PESHAWAR: The lengthy speech by Federal Minister for Planning and Development Ahsan Iqbal on `China Pak Economic Corridor -Myth and Reality` at Islamia College University here had an unpleasant start when he refused to speak in the presence of Pakhtunkhwa Ulasi Tehreek leader Dr Said Alam Mehsud.

Dr Mehsud had earlier briefed the provincial government and leaders of political parties on CPEC and rights of Khyber Pakhtunkhwa connected with this project being termed by the PML-N minister the `game-changer in the region`.

Dr Mehsud and his team, holding files, had come prepared to raise some questions at the seminar where they had been invited by the ICU, which had organised the discussion.

However, Dr Mehsud got up and told the large gathering mostly students of the university that they had been asked to leave since the federal minister had refused to speak in their presence. `We are leaving because Ahsan Iqbal has refused to speak if we are here. They myth is gone. This is the reality,` he said ironically.
Some of the students even raised slogans against this discourteous behaviour but Dr Mehsud and his team left the venue peacefully.

Soon Federal Minister Ahsan Iqbal came to the stage and started his speech with `Vision-2025` which focused more on having a future where economy of the country would be among that of the top 10 countries in the next 10 years.
He also assured the Islamia College University of providing the grant of Rs1 billion that Prime Minister Nawaz Sharif had earlier announced for the ICU during his visit.

He also clarified how those few people, who raised hue and cry about neglecting Pakhtuns in the CPEC, were wrong since Balochistan and Khyber Pakhtunkhwa were frontline provinces and geographically it was not possible to bypass those provinces in interlinking Gwadar with Central Asia and China.

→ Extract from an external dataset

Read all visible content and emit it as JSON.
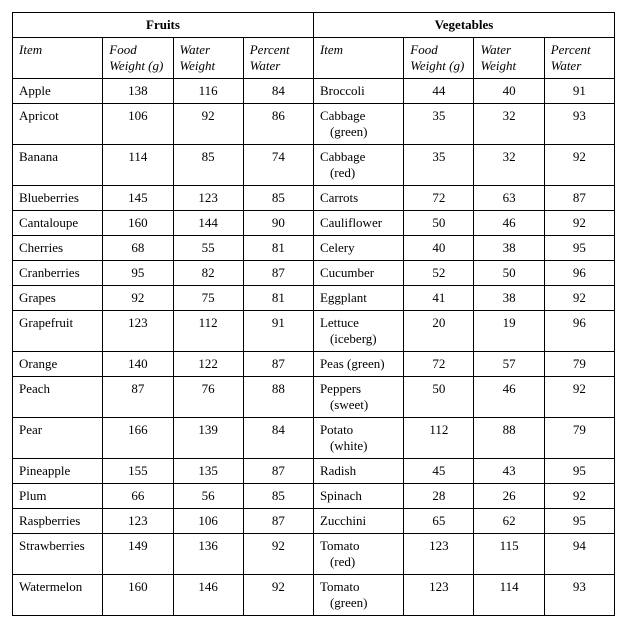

The minister said that he had a four hour long sitting earlier at Governor`s House in Peshawar to explain the CPEC and remove misconceptions that Khyber Pakhtunkhwa was ignored in the project but some people did not get it while many understood his point of view.

Although he told the participants that he would be ready to answer and satisfy those, who had critical questions, and wanted to clear their minds on CPEC, the minister made such a long speech, having more focus on how Pakistan was envisioned under `Vision-2025`, that by the time he started talking on CPEC many of the participants were yawning and looked exhausted.

With Dr Mehsud and his team having all the documentary details of the CPEC gone, the students looked lost at the details the minister was giving about Pakistan`s geographical position and advantages that needed to be taken from its location than just raising slogans of Pak-China friendship.

Mr Iqbal said that Pakistan needed to become a robust economy than taking pride in just being an atomic power since times had changed. `Now quality, productivity and innovation are new currencies,` he added.
Finally coming to the topic of the seminar, `CPEC-Myth and Reality`, he said that it was a fusion of China and Pakistan and meant `one belt, one road`.

It consisted of reviving the old Silk Route and establishing a maritime silk road. `It is unique because it would be bridging the land and sea routes,` he added.

The minister said that Khyber Pakhtunkhwa and Balochistan were very important for regional connectivity. `To integrate Central Asia or for the Gwadar to be outlet for Central Asia, tell me how come we can neglect Balochistan and Khyber Pakhtunkhwa? It is not possible geographically to bypass these provinces,` he added.
He said that CPEC was a long-term framework so in next 15 years Pakistan needed to produce energy to run Economic zones and industries.